Bu aralar nedense TV'ler de, Radyo programlarında, Kitapçılarda, dergilerde ve benzeri bilcümle yayın organlarında yeni çıkmış bir düşünce adamının, özellikle ikili ilişkiler veya iş hayatı için çeşitli hikayeler anlattığı yazınlarını görüyor, izliyoruz. Tabi burada konu uzun yıllarını düşün hayatına veya yazdığı kitabın ana konusu dahilinde anlattığı yaşanmış hikayeleri ve çözümlerini anlatan büyükleri bu konunun dışında tutuyorum.
Ben sinemaya gitmeyi seven, sinema ve tiyatronun gerçek anlamda hayatın aynası olduğuna inanan birisiyim. Her ne kadar ticari diye gitmiş olsak da bu konu için Di Caprio'nun Para Avcısı (The Wolf of Wall Street) filminden bir örnek vereceğim. Leo'nun başlarda hayatı bok gibiyken yanında olan, onunla iş arayan bir karısı vardı. Sonra abimiz bir güzele kapılıp Limo'sun da karısına basılınca işler sarpa sardı. Zorluklara göğüs geren hatunu yolladı yalnızca güzel ve paracı ablayı aldı, sonuç? Sonuç şu; Leo'nun işleri batınca gemiyi ilk terk eden o güzel, çok sevdiği, biricik kızının annesiydi. Bunu neden mi anlattım; alt paragrafa buyrun... ;)
Kızlar, biliyorum şu andakinden daha süper bir hayat istiyorsunuz ama bunun için yalan söylemeye değer mi?? Huyunu suyunu tam beğenmediğiniz adamla parası için gezmeyin sonra en olmadık anda elde çocuk kala kalırsınız(yukarda ördek var bakarsın canım). E bize bişi yok mu; var.
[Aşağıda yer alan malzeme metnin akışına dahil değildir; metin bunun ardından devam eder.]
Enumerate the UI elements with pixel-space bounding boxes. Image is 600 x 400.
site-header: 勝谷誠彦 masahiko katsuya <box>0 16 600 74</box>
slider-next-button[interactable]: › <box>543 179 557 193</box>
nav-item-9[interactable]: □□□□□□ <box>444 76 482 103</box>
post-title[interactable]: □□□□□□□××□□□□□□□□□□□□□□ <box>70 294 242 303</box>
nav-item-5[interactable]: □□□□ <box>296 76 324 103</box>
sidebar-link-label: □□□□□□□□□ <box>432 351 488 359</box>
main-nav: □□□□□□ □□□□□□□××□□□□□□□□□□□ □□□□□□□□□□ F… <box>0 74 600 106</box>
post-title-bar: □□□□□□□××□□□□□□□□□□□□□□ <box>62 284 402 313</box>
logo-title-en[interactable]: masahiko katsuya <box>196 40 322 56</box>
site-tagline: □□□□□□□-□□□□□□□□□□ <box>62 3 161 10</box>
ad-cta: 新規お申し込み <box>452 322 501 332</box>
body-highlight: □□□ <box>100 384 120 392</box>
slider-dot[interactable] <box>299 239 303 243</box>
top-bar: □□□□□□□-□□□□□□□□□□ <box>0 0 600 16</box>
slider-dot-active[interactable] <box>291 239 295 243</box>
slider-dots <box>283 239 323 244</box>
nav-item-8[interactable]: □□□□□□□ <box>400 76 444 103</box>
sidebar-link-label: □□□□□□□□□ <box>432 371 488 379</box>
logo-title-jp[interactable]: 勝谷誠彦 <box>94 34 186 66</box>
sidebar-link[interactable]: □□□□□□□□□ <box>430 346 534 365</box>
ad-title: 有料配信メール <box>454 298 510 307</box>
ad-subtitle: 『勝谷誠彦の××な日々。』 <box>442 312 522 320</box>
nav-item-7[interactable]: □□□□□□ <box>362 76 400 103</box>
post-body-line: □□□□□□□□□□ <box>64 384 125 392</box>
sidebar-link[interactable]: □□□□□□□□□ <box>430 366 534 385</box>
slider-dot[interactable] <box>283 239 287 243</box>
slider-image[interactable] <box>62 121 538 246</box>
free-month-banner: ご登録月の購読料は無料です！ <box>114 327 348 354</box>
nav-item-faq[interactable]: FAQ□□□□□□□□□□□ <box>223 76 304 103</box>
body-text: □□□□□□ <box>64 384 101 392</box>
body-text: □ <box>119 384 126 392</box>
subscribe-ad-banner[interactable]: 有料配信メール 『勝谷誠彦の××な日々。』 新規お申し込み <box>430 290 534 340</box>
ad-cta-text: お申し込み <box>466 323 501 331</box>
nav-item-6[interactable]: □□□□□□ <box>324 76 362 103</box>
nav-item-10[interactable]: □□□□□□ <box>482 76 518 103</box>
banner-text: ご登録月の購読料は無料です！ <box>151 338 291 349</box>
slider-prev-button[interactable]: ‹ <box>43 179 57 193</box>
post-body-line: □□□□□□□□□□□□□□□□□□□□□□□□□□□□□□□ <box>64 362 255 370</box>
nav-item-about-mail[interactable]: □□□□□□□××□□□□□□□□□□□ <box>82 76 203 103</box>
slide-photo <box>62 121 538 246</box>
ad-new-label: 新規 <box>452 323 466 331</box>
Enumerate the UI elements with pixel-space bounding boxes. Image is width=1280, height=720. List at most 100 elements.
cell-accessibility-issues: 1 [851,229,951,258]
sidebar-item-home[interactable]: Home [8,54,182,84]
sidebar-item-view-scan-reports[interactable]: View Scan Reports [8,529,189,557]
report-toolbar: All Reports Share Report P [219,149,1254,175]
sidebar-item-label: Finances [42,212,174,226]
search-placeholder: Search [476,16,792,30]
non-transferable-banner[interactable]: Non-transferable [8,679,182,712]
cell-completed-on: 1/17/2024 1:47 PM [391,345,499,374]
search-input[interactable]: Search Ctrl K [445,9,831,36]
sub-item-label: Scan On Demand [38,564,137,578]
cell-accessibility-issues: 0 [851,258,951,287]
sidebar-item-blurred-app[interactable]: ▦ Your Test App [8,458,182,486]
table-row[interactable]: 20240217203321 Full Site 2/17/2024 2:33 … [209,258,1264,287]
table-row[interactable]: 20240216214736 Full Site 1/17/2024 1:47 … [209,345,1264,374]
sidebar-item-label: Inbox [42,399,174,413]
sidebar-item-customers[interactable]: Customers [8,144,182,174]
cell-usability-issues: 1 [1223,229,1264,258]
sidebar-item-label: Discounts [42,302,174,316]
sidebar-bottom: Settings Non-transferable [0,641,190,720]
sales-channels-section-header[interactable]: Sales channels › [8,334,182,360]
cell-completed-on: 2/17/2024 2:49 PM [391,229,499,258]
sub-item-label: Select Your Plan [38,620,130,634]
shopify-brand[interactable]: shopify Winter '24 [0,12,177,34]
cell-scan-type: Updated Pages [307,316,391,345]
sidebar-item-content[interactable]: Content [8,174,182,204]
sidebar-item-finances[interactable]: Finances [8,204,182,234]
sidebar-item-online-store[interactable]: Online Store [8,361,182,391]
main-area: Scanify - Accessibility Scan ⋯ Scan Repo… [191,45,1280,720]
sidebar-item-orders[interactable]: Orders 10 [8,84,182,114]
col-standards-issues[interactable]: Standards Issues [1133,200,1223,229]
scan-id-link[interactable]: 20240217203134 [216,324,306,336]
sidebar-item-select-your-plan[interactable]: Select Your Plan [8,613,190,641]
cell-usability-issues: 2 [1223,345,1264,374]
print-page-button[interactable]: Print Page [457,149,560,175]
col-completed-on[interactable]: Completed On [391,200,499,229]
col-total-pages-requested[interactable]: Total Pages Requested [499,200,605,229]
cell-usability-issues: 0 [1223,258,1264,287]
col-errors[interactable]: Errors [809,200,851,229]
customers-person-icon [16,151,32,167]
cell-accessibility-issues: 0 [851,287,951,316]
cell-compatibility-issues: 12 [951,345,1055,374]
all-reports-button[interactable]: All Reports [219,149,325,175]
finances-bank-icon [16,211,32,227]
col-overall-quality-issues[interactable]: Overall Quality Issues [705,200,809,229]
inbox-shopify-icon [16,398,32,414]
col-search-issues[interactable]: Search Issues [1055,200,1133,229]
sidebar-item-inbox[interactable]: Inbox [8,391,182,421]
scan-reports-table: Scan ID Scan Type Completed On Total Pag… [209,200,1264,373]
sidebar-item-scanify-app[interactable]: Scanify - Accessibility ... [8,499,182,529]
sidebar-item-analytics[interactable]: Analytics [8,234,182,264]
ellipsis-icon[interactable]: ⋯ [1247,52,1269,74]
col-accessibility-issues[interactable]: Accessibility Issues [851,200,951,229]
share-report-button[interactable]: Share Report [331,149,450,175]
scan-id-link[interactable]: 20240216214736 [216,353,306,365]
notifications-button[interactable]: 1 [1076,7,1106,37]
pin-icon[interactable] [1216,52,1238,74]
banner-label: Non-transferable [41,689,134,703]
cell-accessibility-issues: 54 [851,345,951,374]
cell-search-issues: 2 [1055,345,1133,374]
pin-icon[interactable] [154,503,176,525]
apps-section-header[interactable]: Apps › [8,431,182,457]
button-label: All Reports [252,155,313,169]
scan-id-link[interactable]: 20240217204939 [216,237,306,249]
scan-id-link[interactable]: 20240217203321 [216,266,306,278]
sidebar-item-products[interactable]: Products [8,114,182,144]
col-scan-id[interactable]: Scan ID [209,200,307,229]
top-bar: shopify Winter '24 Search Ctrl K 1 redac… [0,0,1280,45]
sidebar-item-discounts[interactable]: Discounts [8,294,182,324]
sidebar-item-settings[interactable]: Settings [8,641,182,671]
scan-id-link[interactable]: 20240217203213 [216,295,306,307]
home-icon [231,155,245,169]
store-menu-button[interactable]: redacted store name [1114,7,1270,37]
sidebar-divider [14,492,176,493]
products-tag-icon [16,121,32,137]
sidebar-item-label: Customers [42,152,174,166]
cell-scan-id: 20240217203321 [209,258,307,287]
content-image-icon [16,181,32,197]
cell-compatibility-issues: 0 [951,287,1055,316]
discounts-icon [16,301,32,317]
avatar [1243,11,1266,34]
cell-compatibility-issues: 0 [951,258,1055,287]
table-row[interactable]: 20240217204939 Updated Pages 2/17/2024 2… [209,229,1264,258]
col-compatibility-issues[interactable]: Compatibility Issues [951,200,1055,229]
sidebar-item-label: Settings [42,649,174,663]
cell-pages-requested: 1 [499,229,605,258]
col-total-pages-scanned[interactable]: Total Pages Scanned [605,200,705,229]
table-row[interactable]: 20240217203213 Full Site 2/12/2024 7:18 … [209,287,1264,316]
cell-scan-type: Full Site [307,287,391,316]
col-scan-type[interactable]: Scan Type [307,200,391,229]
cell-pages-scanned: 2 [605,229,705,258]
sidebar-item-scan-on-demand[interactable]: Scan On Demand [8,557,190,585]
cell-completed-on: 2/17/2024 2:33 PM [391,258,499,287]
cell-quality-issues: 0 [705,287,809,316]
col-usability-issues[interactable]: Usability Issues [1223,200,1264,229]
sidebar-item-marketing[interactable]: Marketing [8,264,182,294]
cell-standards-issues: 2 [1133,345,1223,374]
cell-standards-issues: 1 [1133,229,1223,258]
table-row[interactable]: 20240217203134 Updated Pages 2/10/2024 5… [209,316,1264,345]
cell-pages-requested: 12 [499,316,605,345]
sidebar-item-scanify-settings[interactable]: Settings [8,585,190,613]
Kendimizi olmadığımız paramızla kendimizi bir şey sandığımızda yalnızca ücreti mukabili güler yüz buluruz, sonra da moda olduğu üzere bir video çeker intihar edersiniz...!(etme)
E başlıkla ne alaka diyenlere, az dur yazıyorum anacım...
Aslında bizim temel sorunumuz 1- Bu topraklardaki hazineyi kullanmayışımız. Halbuki ne çokları var değil mi? zırt pırt laflarını paylaşıyoruz Mevlana gibi Yunus gibi... Peki bunları inceledik okuduk bitti mi ki sair kaynağa geldik? 2- Cezalandırma yerine arada dinleyelim. Malum iletişim iki kişiliktir eğer dinlemezsek kendimizi anlatamayız. E bunları yaparsak yanı eskilerin deyimi ile; " Gırtlak dokuz boğumdur, sekizi yutulup biri söylersek hem sevgilimizle az kavga ederiz, kafamız rahat olur hemde şefle veya patronla az kapışcamız için kovulma imkanımız da azalır.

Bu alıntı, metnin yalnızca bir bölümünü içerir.